First geek post, OK first post in a while… Been a busy year already!
The requirement: build out a notification service that can support 1M events coming through an hour, which each _could_ trigger a notification or notifications based on a ruleset of 100K rules. No small task. After some digging around, came up with an implementation that uses Drools to optimize the checking of the rules to meet the needed event pace. It builds out a rules tree which can basically decide that it only needs to parse 2K of those rules based on a particular event, rather than needing to iterate over the full 100K. Very necessary optimization.
As it turns out, 100K is more than I could get Drools to bear in a single session. Never fear, though: we have multiple rule “types”. If I can send the change event in parallel through N rule processors, each of which handles one or more rule types, well, I’ve probably divided the 100K rules up reasonably and can still meet the performance requirements. Put my rule processor on the end of a Kafka topic that gets pulled on by all of the rule processors: I’ve got parallelization that lets me meet my performance requirement.

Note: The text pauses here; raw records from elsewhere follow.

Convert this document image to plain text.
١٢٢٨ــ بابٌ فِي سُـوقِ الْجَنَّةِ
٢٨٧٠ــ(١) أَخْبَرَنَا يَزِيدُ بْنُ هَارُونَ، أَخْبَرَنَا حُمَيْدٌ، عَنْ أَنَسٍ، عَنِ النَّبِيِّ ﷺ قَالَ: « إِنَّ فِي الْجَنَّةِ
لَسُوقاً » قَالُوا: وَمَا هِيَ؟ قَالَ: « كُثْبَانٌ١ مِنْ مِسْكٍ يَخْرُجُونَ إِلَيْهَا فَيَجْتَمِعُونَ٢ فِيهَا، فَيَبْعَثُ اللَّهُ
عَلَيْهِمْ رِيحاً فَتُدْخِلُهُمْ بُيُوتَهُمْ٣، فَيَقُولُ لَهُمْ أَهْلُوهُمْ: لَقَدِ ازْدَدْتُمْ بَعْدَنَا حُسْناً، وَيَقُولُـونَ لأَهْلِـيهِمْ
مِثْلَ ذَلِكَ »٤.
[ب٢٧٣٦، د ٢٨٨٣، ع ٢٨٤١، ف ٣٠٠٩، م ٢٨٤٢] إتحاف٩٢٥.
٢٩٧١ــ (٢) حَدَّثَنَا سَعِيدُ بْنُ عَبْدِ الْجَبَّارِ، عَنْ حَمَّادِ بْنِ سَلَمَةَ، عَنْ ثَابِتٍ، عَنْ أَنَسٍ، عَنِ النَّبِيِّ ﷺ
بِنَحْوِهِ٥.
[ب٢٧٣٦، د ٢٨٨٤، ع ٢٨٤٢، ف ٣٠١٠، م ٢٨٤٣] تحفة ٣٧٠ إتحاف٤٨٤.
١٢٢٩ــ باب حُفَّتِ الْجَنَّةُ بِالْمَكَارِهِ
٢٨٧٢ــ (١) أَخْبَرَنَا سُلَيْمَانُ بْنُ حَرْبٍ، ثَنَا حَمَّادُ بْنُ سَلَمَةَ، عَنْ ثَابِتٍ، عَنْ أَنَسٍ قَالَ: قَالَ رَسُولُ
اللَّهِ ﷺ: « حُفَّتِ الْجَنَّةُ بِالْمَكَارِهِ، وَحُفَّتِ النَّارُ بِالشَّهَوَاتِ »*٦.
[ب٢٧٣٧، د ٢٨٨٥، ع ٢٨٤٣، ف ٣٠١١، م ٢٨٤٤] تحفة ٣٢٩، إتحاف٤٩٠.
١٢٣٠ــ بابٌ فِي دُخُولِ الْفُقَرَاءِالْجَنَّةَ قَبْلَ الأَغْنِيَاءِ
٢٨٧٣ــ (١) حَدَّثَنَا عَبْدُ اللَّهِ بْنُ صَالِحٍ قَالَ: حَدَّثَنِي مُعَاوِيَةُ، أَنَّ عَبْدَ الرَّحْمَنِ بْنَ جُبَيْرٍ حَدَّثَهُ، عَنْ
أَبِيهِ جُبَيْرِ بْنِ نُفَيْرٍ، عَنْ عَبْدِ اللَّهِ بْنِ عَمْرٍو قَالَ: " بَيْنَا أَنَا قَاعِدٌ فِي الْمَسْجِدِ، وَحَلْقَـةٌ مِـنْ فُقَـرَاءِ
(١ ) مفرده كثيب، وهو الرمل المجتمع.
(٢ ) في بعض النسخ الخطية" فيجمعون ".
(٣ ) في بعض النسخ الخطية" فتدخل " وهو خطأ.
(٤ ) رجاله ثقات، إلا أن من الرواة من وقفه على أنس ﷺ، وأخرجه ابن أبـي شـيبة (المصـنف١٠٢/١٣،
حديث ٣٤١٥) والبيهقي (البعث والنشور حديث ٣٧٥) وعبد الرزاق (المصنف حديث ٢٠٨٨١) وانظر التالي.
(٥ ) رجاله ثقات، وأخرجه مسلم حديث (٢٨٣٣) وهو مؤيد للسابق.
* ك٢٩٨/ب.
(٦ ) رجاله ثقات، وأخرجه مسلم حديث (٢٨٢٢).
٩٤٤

So, today I wire key elements of our solution up in a development environment. The rule set is intended to be cached in a Redis instance, and my task today was to figure out how to deploy the Redis instance within kubernetes with an appropriate set of configurations for its workload. I’ve never used Redis before in any significant way, so this was an interesting problem: should it be a standalone single node that handles reads and writes? Should it instead use replication so writes go through one node and reads go through another set? How much CPU and memory? Let’s assume I’ll get those wrong or they’ll need to vary in environments: how do I turn on metrics and visibility into resource usage so I know when we need to change things?

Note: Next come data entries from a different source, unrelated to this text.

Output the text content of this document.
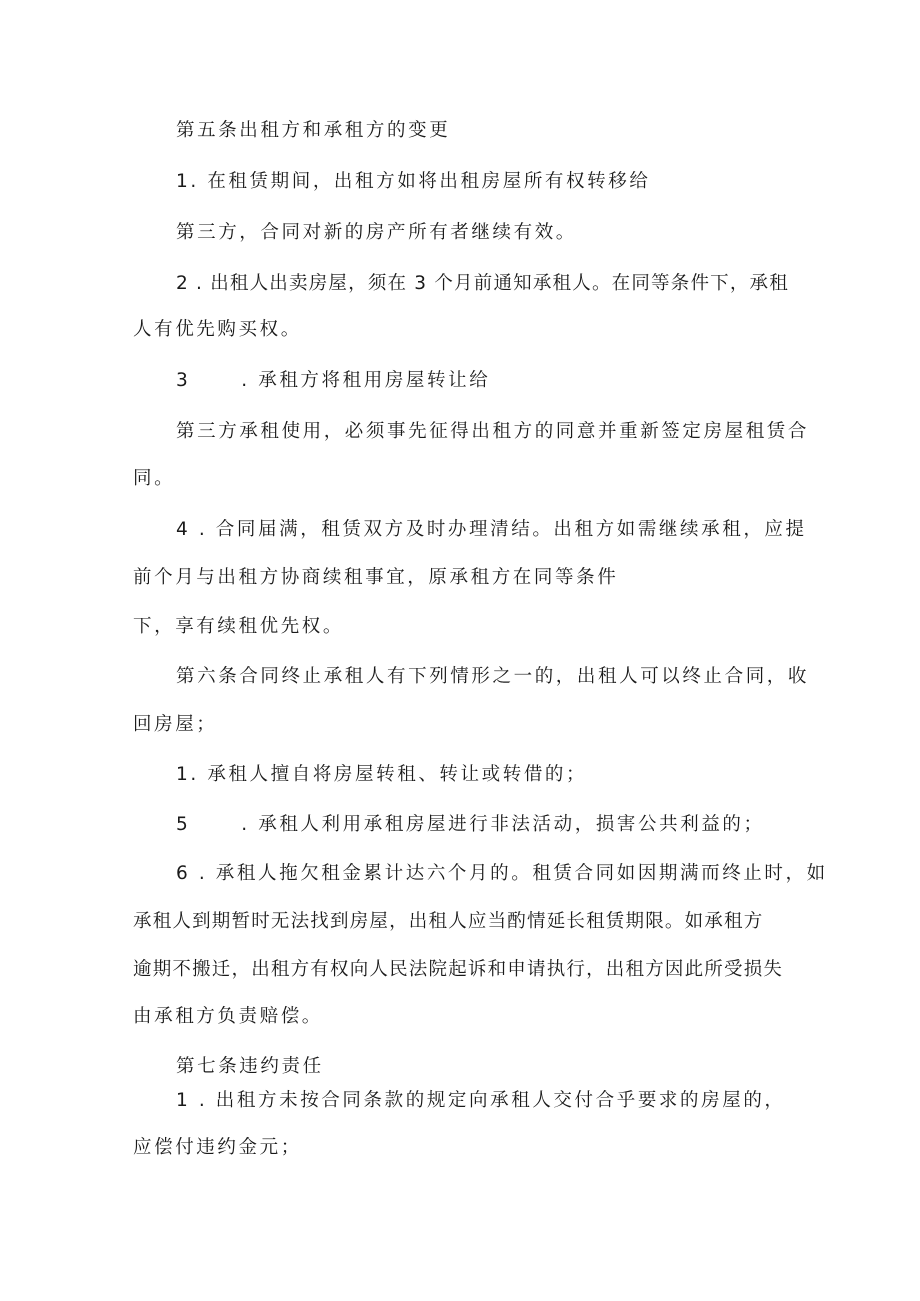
第五条出租方和承租方的变更
1. 在租赁期间，出租方如将出租房屋所有权转移给
第三方，合同对新的房产所有者继续有效。
2 . 出租人出卖房屋，须在 3 个月前通知承租人。在同等条件下，承租
人有优先购买权。
3      . 承租方将租用房屋转让给
第三方承租使用，必须事先征得出租方的同意并重新签定房屋租赁合
同。
4 . 合同届满，租赁双方及时办理清结。出租方如需继续承租，应提
前个月与出租方协商续租事宜，原承租方在同等条件
下，享有续租优先权。
第六条合同终止承租人有下列情形之一的，出租人可以终止合同，收
回房屋；
1. 承租人擅自将房屋转租、转让或转借的；
5      . 承租人利用承租房屋进行非法活动，损害公共利益的；
6 . 承租人拖欠租金累计达六个月的。租赁合同如因期满而终止时，如
承租人到期暂时无法找到房屋，出租人应当酌情延长租赁期限。如承租方
逾期不搬迁，出租方有权向人民法院起诉和申请执行，出租方因此所受损失
由承租方负责赔偿。
第七条违约责任
1 . 出租方未按合同条款的规定向承租人交付合乎要求的房屋的，
应偿付违约金元；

Got all of that worked out for at least a first cut. I go to deploy using docker-compose as a stand-in for kubernetes. Awesome – it stands up and I figure out how to adjust our code’s database connection to use the replication model I’ve chosen (e.g., read from one node, write to another). Great – now I wire up my local environment to the thing it’s loading the data from to see how this works with whatever they’ve got loaded. Hey, it’s development – I’m expecting a paltry data set, just enough to let me show the read/write interactions work out OK.

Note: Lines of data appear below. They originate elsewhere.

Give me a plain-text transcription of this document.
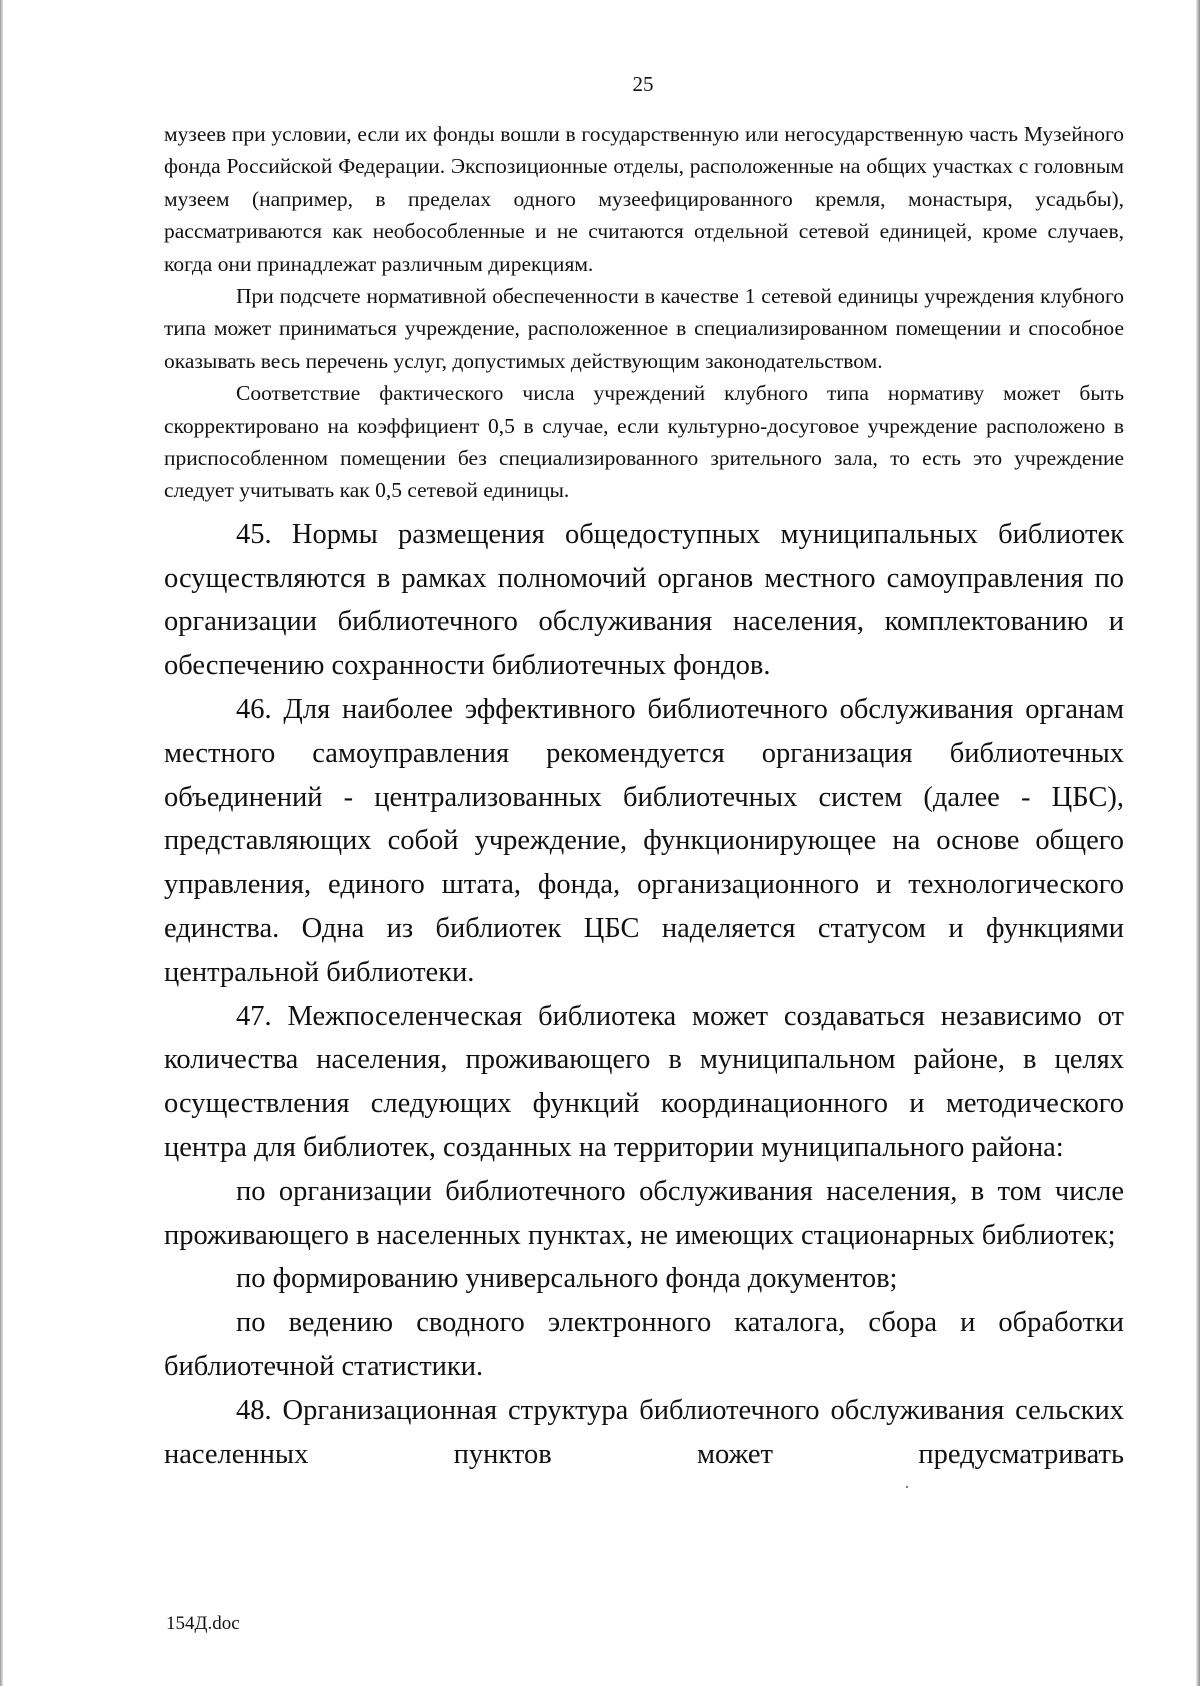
25

музеев при условии, если их фонды вошли в государственную или негосударственную часть Музейного фонда Российской Федерации. Экспозиционные отделы, расположенные на общих участках с головным музеем (например, в пределах одного музеефицированного кремля, монастыря, усадьбы), рассматриваются как необособленные и не считаются отдельной сетевой единицей, кроме случаев, когда они принадлежат различным дирекциям.

При подсчете нормативной обеспеченности в качестве 1 сетевой единицы учреждения клубного типа может приниматься учреждение, расположенное в специализированном помещении и способное оказывать весь перечень услуг, допустимых действующим законодательством.

Соответствие фактического числа учреждений клубного типа нормативу может быть скорректировано на коэффициент 0,5 в случае, если культурно-досуговое учреждение расположено в приспособленном помещении без специализированного зрительного зала, то есть это учреждение следует учитывать как 0,5 сетевой единицы.

45. Нормы размещения общедоступных муниципальных библиотек осуществляются в рамках полномочий органов местного самоуправления по организации библиотечного обслуживания населения, комплектованию и обеспечению сохранности библиотечных фондов.

46. Для наиболее эффективного библиотечного обслуживания органам местного самоуправления рекомендуется организация библиотечных объединений - централизованных библиотечных систем (далее - ЦБС), представляющих собой учреждение, функционирующее на основе общего управления, единого штата, фонда, организационного и технологического единства. Одна из библиотек ЦБС наделяется статусом и функциями центральной библиотеки.

47. Межпоселенческая библиотека может создаваться независимо от количества населения, проживающего в муниципальном районе, в целях осуществления следующих функций координационного и методического центра для библиотек, созданных на территории муниципального района:

по организации библиотечного обслуживания населения, в том числе проживающего в населенных пунктах, не имеющих стационарных библиотек;

по формированию универсального фонда документов;

по ведению сводного электронного каталога, сбора и обработки библиотечной статистики.

48. Организационная структура библиотечного обслуживания сельских населенных пунктов может предусматривать

154Д.doc
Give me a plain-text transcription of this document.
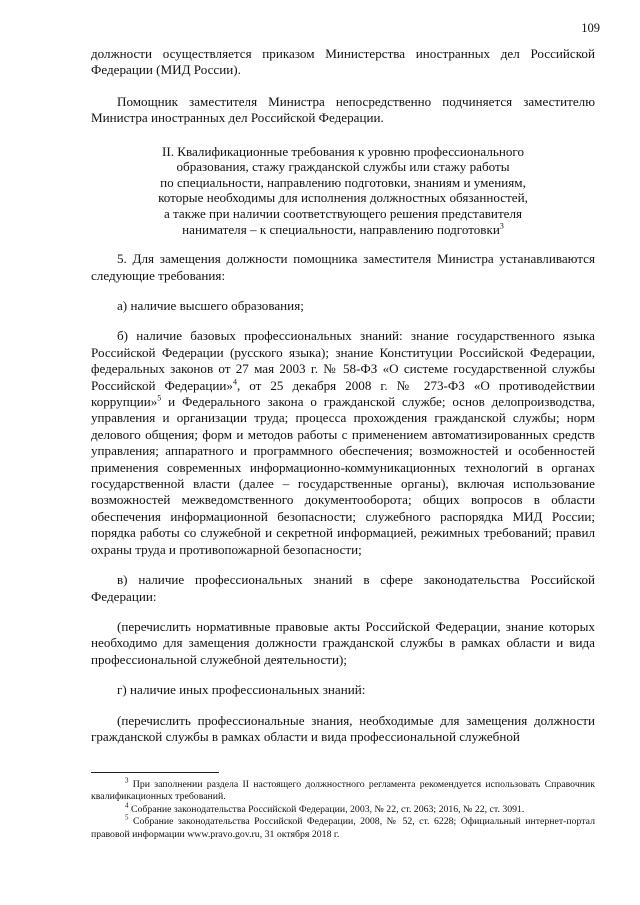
109

должности осуществляется приказом Министерства иностранных дел Российской Федерации (МИД России).

Помощник заместителя Министра непосредственно подчиняется заместителю Министра иностранных дел Российской Федерации.

II. Квалификационные требования к уровню профессионального
образования, стажу гражданской службы или стажу работы
по специальности, направлению подготовки, знаниям и умениям,
которые необходимы для исполнения должностных обязанностей,
а также при наличии соответствующего решения представителя
нанимателя – к специальности, направлению подготовки$^3$

5. Для замещения должности помощника заместителя Министра устанавливаются следующие требования:

а) наличие высшего образования;

б) наличие базовых профессиональных знаний: знание государственного языка Российской Федерации (русского языка); знание Конституции Российской Федерации, федеральных законов от 27 мая 2003 г. № 58-ФЗ «О системе государственной службы Российской Федерации»$^4$, от 25 декабря 2008 г. № 273-ФЗ «О противодействии коррупции»$^5$ и Федерального закона о гражданской службе; основ делопроизводства, управления и организации труда; процесса прохождения гражданской службы; норм делового общения; форм и методов работы с применением автоматизированных средств управления; аппаратного и программного обеспечения; возможностей и особенностей применения современных информационно-коммуникационных технологий в органах государственной власти (далее – государственные органы), включая использование возможностей межведомственного документооборота; общих вопросов в области обеспечения информационной безопасности; служебного распорядка МИД России; порядка работы со служебной и секретной информацией, режимных требований; правил охраны труда и противопожарной безопасности;

в) наличие профессиональных знаний в сфере законодательства Российской Федерации:

(перечислить нормативные правовые акты Российской Федерации, знание которых необходимо для замещения должности гражданской службы в рамках области и вида профессиональной служебной деятельности);

г) наличие иных профессиональных знаний:

(перечислить профессиональные знания, необходимые для замещения должности гражданской службы в рамках области и вида профессиональной служебной

$^3$ При заполнении раздела II настоящего должностного регламента рекомендуется использовать Справочник квалификационных требований.

$^4$ Собрание законодательства Российской Федерации, 2003, № 22, ст. 2063; 2016, № 22, ст. 3091.

$^5$ Собрание законодательства Российской Федерации, 2008, № 52, ст. 6228; Официальный интернет-портал правовой информации www.pravo.gov.ru, 31 октября 2018 г.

Guess what? The “paltry data set” is 1M+ rows. Not only 1M+ rows, but 1M+ rows all of a single event type – no concept of sharding the events across different processors here, no siree. It’s either back to the drawing board or kill -9
whatever data generation process the upstream system is using. Suspecting the latter, that someone’s gotten overeager with the “we can build it so let’s pump it full!”. Will be interesting to see if the 1M+ number is larger tomorrow!
If none of the above makes sense to you, well, my non-techie analogy would be: your budget is 100K for a house. You’ve got 100K, or at least a path to get to it. But you’re surprised to discover that all of the houses in your reasonable travel area for work are 1M+. And your lease is about to expire. Find a solution!